Mr. Speaker, I welcome the member's comments and thank him for his compliments for Prince Edward Island. He, of course, can catch a plane out of Winnipeg, maybe stop in Toronto, and get to Prince Edward Island. We would welcome him a couple of times a year if he would like to come.
That said, islanders do see the senate chamber in Province House as an important place of history in Canada's development. It certainly was a spark or moment in time when a maritime conference was planned and Sir John A. Macdonald and others sailed down there in boats. I understand they had champagne in the hull of their ship as they arrived in Charlottetown. They turned what was to be a maritime conference into what would become the birthplace and vision for Confederation.

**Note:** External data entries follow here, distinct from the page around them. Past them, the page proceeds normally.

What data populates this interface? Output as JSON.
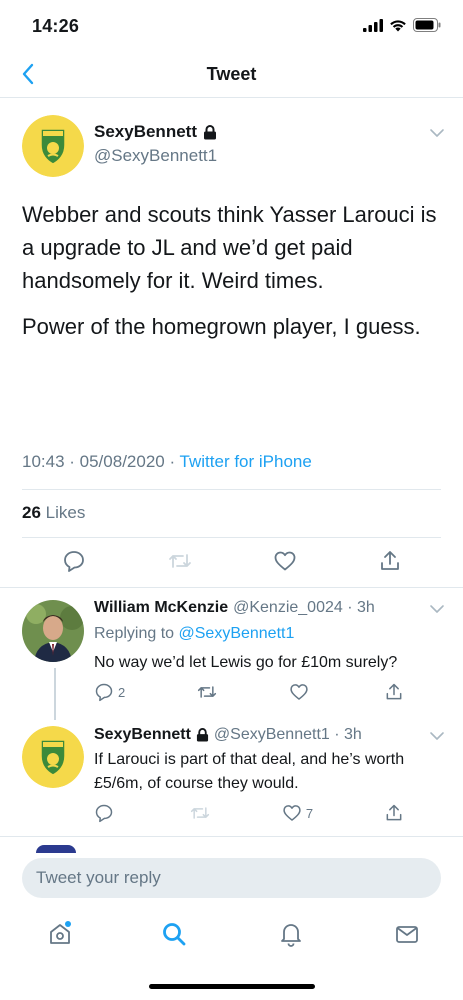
{
  "status_bar": {
    "time": "14:26"
  },
  "nav": {
    "title": "Tweet"
  },
  "main_tweet": {
    "display_name": "SexyBennett",
    "handle": "@SexyBennett1",
    "paragraphs": [
      "Webber and scouts think Yasser Larouci is a upgrade to JL and we’d get paid handsomely for it. Weird times.",
      "Power of the homegrown player, I guess."
    ],
    "timestamp": "10:43 · 05/08/2020 ·",
    "source": "Twitter for iPhone",
    "likes_count": "26",
    "likes_label": "Likes"
  },
  "replies": [
    {
      "display_name": "William McKenzie",
      "handle": "@Kenzie_0024 · 3h",
      "replying_prefix": "Replying to",
      "replying_handle": "@SexyBennett1",
      "text": "No way we’d let Lewis go for £10m surely?",
      "reply_count": "2",
      "like_count": ""
    },
    {
      "display_name": "SexyBennett",
      "handle": "@SexyBennett1 · 3h",
      "text": "If Larouci is part of that deal, and he’s worth £5/6m, of course they would.",
      "reply_count": "",
      "like_count": "7"
    }
  ],
  "composer": {
    "placeholder": "Tweet your reply"
  },
  "colors": {
    "accent": "#1da1f2",
    "secondary_text": "#657786",
    "badge_yellow": "#f5d94a",
    "badge_green": "#3c8a3a"
  }
}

To Parks Canada' credit, Province House is being renovated now, and when one walks up the worn steps of Province House one sees the decor. It is not a huge place. However, there is a sense of history when one walks through what was then the senate chamber and see the table where our founding fathers came together and decided on their vision for this great country. Their vision was built on in the Quebec Conference and the London Conference that came afterwards. To a great extent this is why we have the country we have today.
When I was the president of the NFU, I often mentioned that Canadians need to see more of Canada and the tremendous potential we have as a country, which, in many respects, is second to none compared to others around the world. That vision happened in Charlottetown and we are proud of it as islanders.